13 Procédure d’évaluation par les pair-e-s (idem site web)

Un principe de base

Comme la plupart des revues scientifiques qui aspirent à une haute qualité, le Grenier des savoirs souscrit au principe de l’évaluation par les pair-e-s en double aveugle des articles publiés dans ses revues. Pour éviter tout risque de complaisance et pour soulager la tâche des comités de rédaction, c’est le Secrétariat général du Grenier des savoirs qui est responsable de piloter l’évaluation de tous les articles.

Selon ce principe, tous les articles soumis à l’une ou l’autre des revues du Grenier des savoirs doivent passer par ce processus. Il consiste à soumettre la version reçue d’un article, jugée acceptable par le comité de rédaction, à un examen par au moins deux personnes crédibles qui connaissent bien le thème ou l’approche proposée par l’article en question, qui peuvent ou non faire partie du comité scientifique de la revue concernée, et qui pourront (ou non) demander aux auteurs et autrices de faire des modifications avant la publication. Ces personnes doivent utiliser le formulaire d’évaluation du Grenier des savoirs, présenté ci-dessous.

La notion d’évaluation par les pair-e-s en « double aveugle » signifie que les évaluateurs et évaluatrices procéderont à la lecture de l’article sans en connaître l’auteur ou l’autrice et que ces derniers ne connaîtront pas l’identité des personnes qui auront évalué leur texte au moment d’en faire la version finale, du moins pas avant la publication finale. Ces précautions ont pour but d’éviter la complaisance ou les règlements de compte au sein du processus d’évaluation.

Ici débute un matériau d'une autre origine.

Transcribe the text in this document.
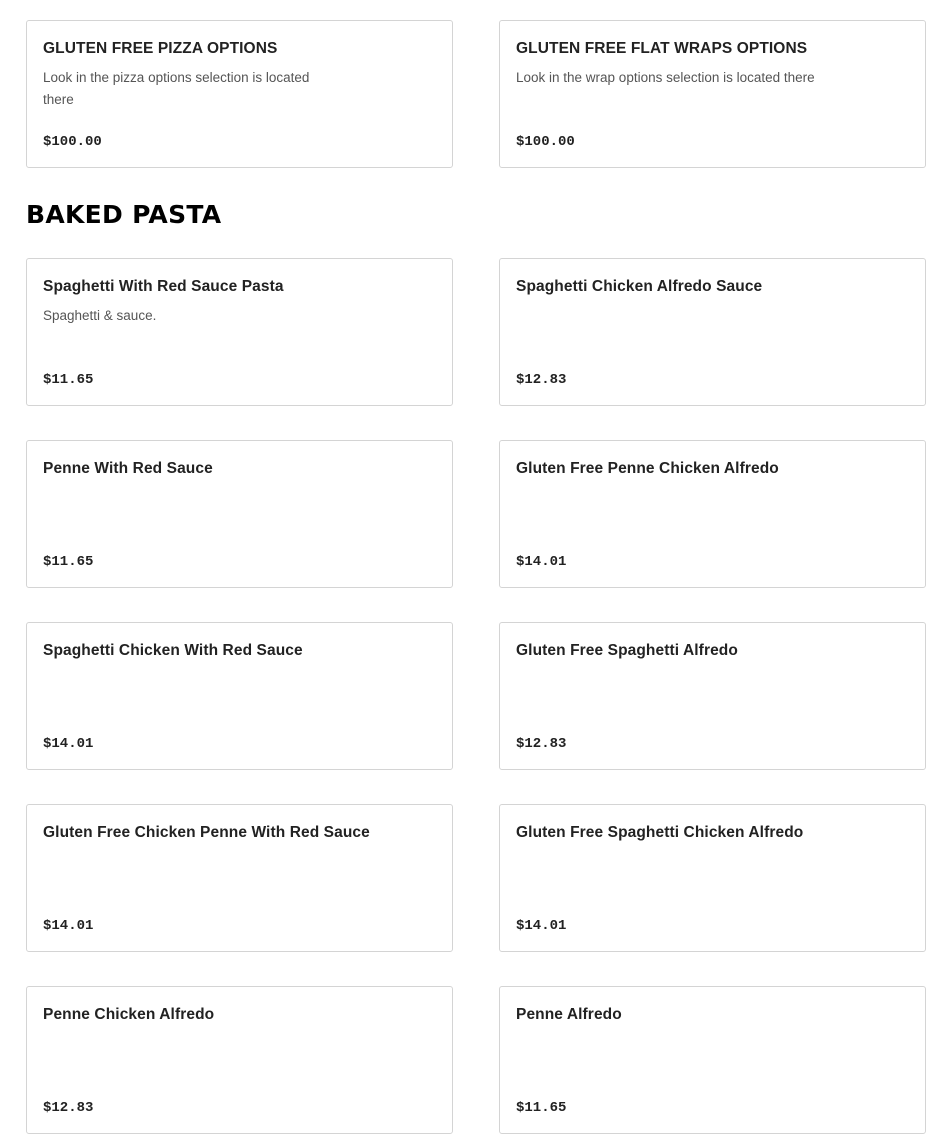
GLUTEN FREE PIZZA OPTIONS
Look in the pizza options selection is located there
$100.00
GLUTEN FREE FLAT WRAPS OPTIONS
Look in the wrap options selection is located there
$100.00
BAKED PASTA
Spaghetti With Red Sauce Pasta
Spaghetti & sauce.
$11.65
Spaghetti Chicken Alfredo Sauce
$12.83
Penne With Red Sauce
$11.65
Gluten Free Penne Chicken Alfredo
$14.01
Spaghetti Chicken With Red Sauce
$14.01
Gluten Free Spaghetti Alfredo
$12.83
Gluten Free Chicken Penne With Red Sauce
$14.01
Gluten Free Spaghetti Chicken Alfredo
$14.01
Penne Chicken Alfredo
$12.83
Penne Alfredo
$11.65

Consolider le processus d’évaluation

Des études ont montré les faiblesses de ce dispositif conventionnel d’évaluation, notamment dans les pays du Nord où règnent l’économie du savoir et le capitalisme cognitif. Elles ont noté que l’industrie pouvait influencer ce processus ou que le manque de temps des évaluateurs et évaluatrices conduisaient parfois à des évaluations bâclées laissant passer des textes frauduleux ou erronés devant ensuite être rétractés. Les articles devenant de plus en plus pointus, le nombre d’experts ou d’expertes pouvant les évaluer se restreint, ce qui ouvre la porte à de la complaisance ou à des règlements de comptes entre collègues, quand ce n’est pas à de la discrimination envers des collègues des pays des Suds. Certains notent aussi que ce processus, lorsqu’il privilégie la conformité méthodologique, tend à encourager le conservatisme des auteurs et autrices et non l’innovation ou l’exploration de nouvelles manières de faire de la recherche. Des expériences ont montré qu’une revue à qui on re-soumettait quelques années plus tard un article pouvait cette fois le refuser. Finalement, ce qui ressort de ces critiques est que le processus qui est en général entre les mains des rédacteurs et rédactrices en chef des revues est rarement transparent, si bien que le lectorat n’est pas toujours en mesure de bien savoir comment il est géré.

Dans les pays des Suds, ce processus d’évaluation est de plus victime de longs délais faute de ressources humaines et informatiques pour le gérer, fait face à des demandes d’honoraires de la part des évaluateurs et des évaluatrices que les revues ne peuvent que rarement assumer et s’empêtre parfois dans des considérations de type hiérarchique au sein des universités.

Pour toutes ces raisons, plusieurs revues scientifiques anglo-saxonnes ont voulu innover au cours de la dernière décennie  en rendant plus transparent leur processus d’évaluation par les pair-e-s grâce à une procédure ouverte (open peer review), comme le EMBO Journal ou le BMJ open. D’autres revues font attention à ce que la procédure ne conduise pas à rejeter des articles innovants en utilisant des critères qui ne portent pas sur le contenu précis des articles, mais sur le processus de publication.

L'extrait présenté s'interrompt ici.